Auf Hoffmann warten keine leichte Herausforderungen — und das ausgerechnet, weil sich seine Organisation mit den zentralen Forderungen nach einem gesetzlichen Mindestlohn und der Rente mit 63 durchsetzen konnte. Das arbeitgebernahe Institut der deutschen Wirtschaft unkte jüngst, neue öffentlichkeitswirksame Themen für den DGB fehlten oder würden direkt von den acht Einzelgewerkschaften besetzt. Dem widerspricht der DGB-Bezirksvorsitzende von NRW, Andreas Meyer-Lauber: "Die Gewerkschaften haben sich mit der Einführung des Mindestlohns nicht überflüssig gemacht."

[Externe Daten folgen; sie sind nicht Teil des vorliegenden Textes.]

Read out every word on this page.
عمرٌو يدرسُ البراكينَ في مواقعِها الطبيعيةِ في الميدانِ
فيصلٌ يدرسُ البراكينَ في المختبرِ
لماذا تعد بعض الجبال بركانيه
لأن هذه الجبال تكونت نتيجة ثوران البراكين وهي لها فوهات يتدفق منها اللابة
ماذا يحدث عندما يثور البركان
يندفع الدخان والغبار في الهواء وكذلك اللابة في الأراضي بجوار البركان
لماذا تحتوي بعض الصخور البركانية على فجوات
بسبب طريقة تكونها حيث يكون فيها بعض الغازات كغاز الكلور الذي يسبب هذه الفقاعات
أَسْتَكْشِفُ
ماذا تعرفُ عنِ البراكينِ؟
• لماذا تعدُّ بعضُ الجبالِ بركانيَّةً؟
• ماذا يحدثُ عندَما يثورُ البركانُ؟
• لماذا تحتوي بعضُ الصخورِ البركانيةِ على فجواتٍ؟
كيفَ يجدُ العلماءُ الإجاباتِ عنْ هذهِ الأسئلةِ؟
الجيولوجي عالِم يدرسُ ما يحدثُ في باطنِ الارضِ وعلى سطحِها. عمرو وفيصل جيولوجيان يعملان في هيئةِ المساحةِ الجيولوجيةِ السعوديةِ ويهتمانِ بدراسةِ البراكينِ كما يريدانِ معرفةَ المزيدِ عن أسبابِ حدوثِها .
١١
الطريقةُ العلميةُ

Vielmehr gebe die geplante Verbesserung bei der Allgemeinverbindlichkeitserklärung von Tarifverträgen den Gewerkschaften ein Instrument an die Hand, um mehr Beschäftigte zurück in die Tarifbindung zu holen, so der DGB-Chef von NRW. "Wir werden außerdem weitermachen beim Thema ,gute Arbeit', werden streiten für besseren Regelungen für Leiharbeiter, Werkvertragsnehmer und einen besseren Schutz bei psychischen Erkrankungen am Arbeitsplatz."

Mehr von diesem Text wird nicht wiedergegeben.